La música de Dylan León Masa pareciera habitar el ethos del trapero manija de pegarla a partir de la construcción de un personaje performático, El Dillom, que sufre en tanto preso de ese personaje su condición de trapero exitoso: “My Money Go Dumb, tengo plata pelotuda, tomé 7 ribos creo que necesito ayuda”. Aquí se conjuga un dinero “estúpido”, incapaz de hacer otra cosa que ser una futura inversión automatizada -”Mi plata se mueve sola, como un poltergeist, en el stage me vuelvo tonto como Frankestein”- con un expreso pedido de ayuda para dejar de consumir; ¿Consumir qué? Estupefacientes, ropa, pelotudeces que la plata otorga. Bohemian Groove Skit, otra canción de Dylan, es un jingle/parodia de su propio sello discográfico, en el que se externaliza a través de la ironía la tortuosa necesidad de dejarlo todo para pegarla:
“¿Tienes tus demos pero no sabes qué hacer con ellas?
¿Quieres convertirte en un artista de talla mundial pero tan solo eres un maldito fracasado? Bohemian Groove, todo lo que siempre soñaste puede volverse realidad
¿Quieres volverte asquerosamente rico? Claro que quieres, perra
Entonces Bohemian Groove es tu lugar en el mundo
El sello discográfico donde tus artistas favoritos consiguieron el estrellato
Tan solo dejando el 99% de sus regalías y la titularidad de sus masters por tan solo 200 años después de muerto
Ah, Bohemian Groove, puta Es una bomba de tiempo”

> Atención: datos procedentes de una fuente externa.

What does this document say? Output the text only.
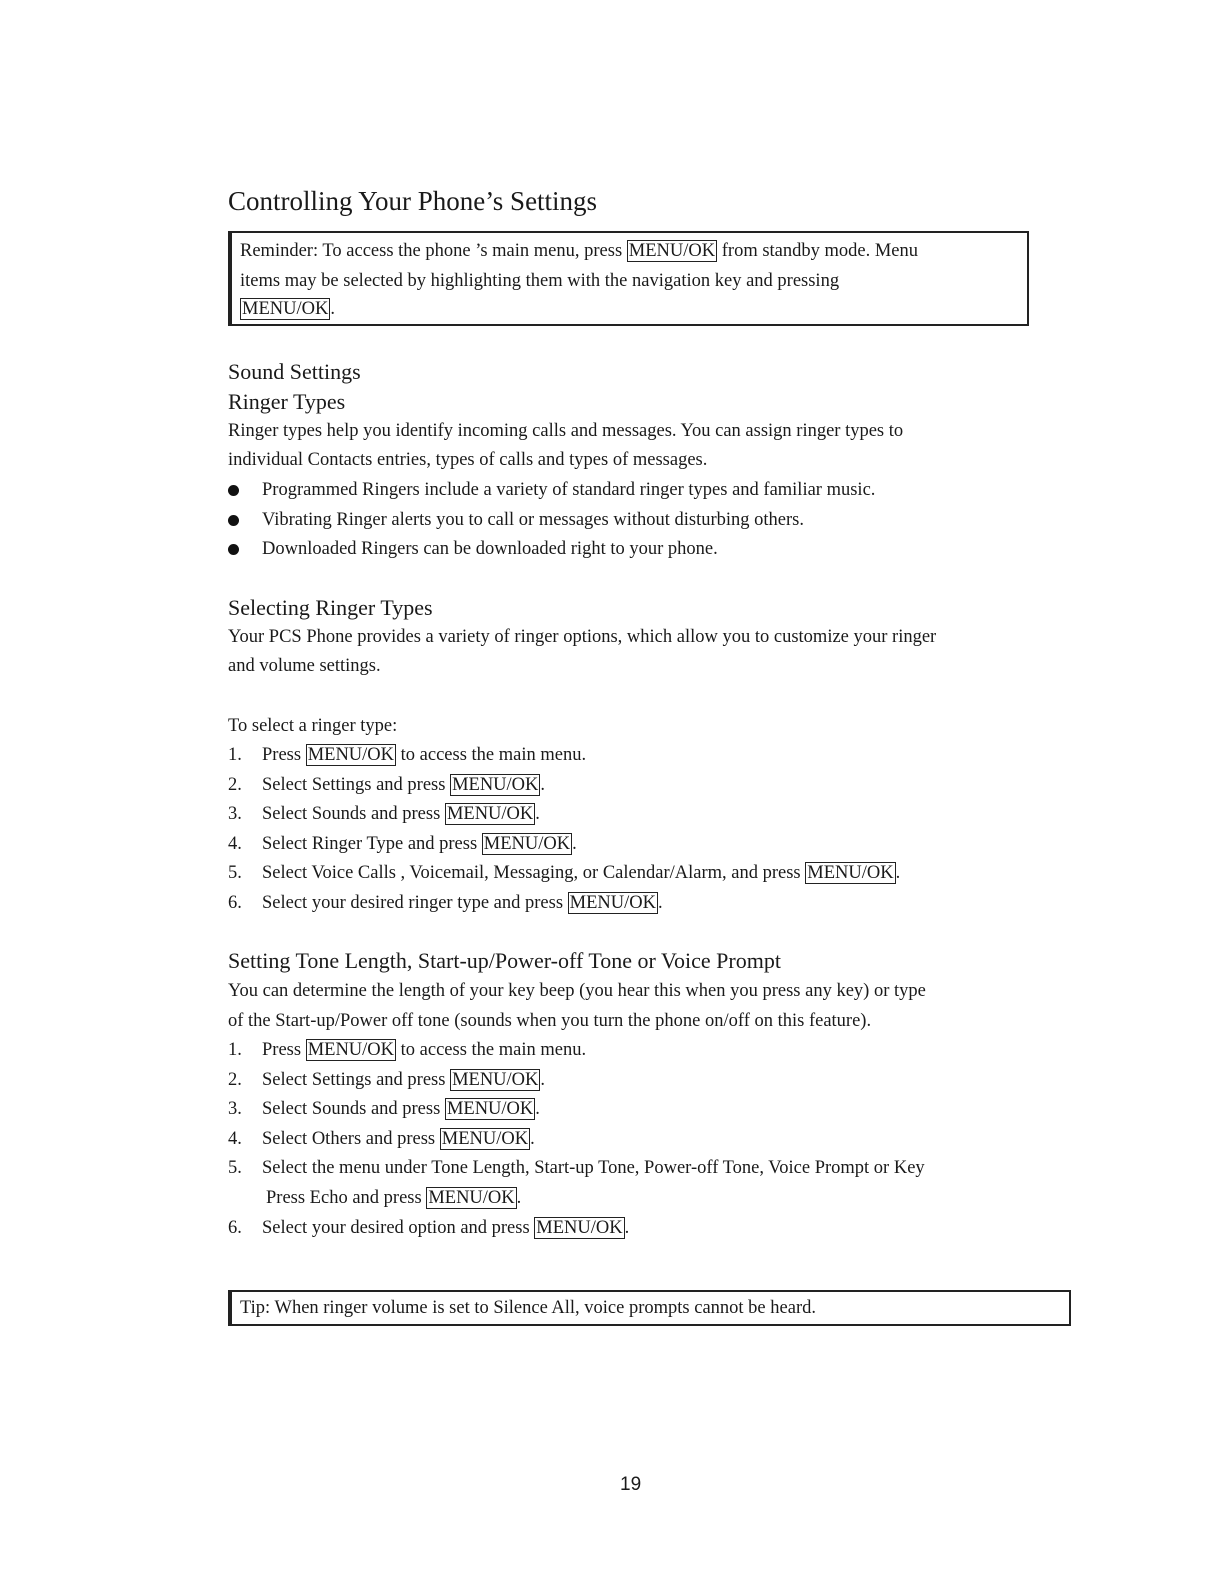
Controlling Your Phone’s Settings
Reminder: To access the phone ’s main menu, press MENU/OK from standby mode. Menu
items may be selected by highlighting them with the navigation key and pressing
MENU/OK .
Sound Settings
Ringer Types
Ringer types help you identify incoming calls and messages. You can assign ringer types to
individual Contacts entries, types of calls and types of messages.
Programmed Ringers include a variety of standard ringer types and familiar music.
Vibrating Ringer alerts you to call or messages without disturbing others.
Downloaded Ringers can be downloaded right to your phone.
Selecting Ringer Types
Your PCS Phone provides a variety of ringer options, which allow you to customize your ringer
and volume settings.
To select a ringer type:
1. Press MENU/OK to access the main menu.
2. Select Settings and press MENU/OK .
3. Select Sounds and press MENU/OK .
4. Select Ringer Type and press MENU/OK .
5. Select Voice Calls , Voicemail, Messaging, or Calendar/Alarm, and press MENU/OK .
6. Select your desired ringer type and press MENU/OK .
Setting Tone Length, Start-up/Power-off Tone or Voice Prompt
You can determine the length of your key beep (you hear this when you press any key) or type
of the Start-up/Power off tone (sounds when you turn the phone on/off on this feature).
1. Press MENU/OK to access the main menu.
2. Select Settings and press MENU/OK .
3. Select Sounds and press MENU/OK .
4. Select Others and press MENU/OK .
5. Select the menu under Tone Length, Start-up Tone, Power-off Tone, Voice Prompt or Key
Press Echo and press MENU/OK .
6. Select your desired option and press MENU/OK .
Tip: When ringer volume is set to Silence All, voice prompts cannot be heard.
19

Esta manera de habitar desde la ironía y el sarcasmo las propias ideas de la época carga con las semillas subrepticias de una crítica a la época; crítica que se vuelve incapaz de percibir si con lo único que uno se queda es con el lenguaje del género, en el que por supuesto se hace referencia a autos, drogas, coches y mujeres. Dicho de otra forma, El Dillom también habla de pegarla, pero no pareciera hacerlo desde la felicidad y el éxito individual, sino desde el horrible mandato que subyace detrás de dicho éxito individual. Podría decirse -y sería cierto- que en tanto Dylan encarna el personaje del Dillom, ese trapero sucio y cochino que canta “music pa la plata, plata para ropa”, no es clara la barrera entre el chiste y realidad, por lo que no es clara tampoco la distancia entre la crítica y la naturalización. Esto es una tendencia del arte contemporáneo en el que los personajes de los artistas se comen a los artistas que los generan; especialmente en un género en el que conviven al mismo tiempo posicionamientos político existenciales incongruentes. Como supo señalar Simon Reynolds, dentro del concepto de lo “real” en el Hip Hop existen a su vez 2 elementos: por un lado lo “real” es una búsqueda por no venderse a la industria, al sistema y seguir siendo “real”; al mismo tiempo también es la reivindicación de pegarla, tener plata y ser exitoso, en tanto eso es “la realidad” del presente. De todas maneras, y aún con estas tensiones, la figura del Dillom es la de un pibe de 23 años, nacido en el 2000, que supo reversionar en el último Cosquín Rock el clásico “Señor Cobranza” de las Manos de Filippi adaptando la letra a la nueva etapa para proponer colgar en la plaza al actual ministro de economía.
¿Solamente resisten los cuarentones de siempre en los asientos del teatrito independiente?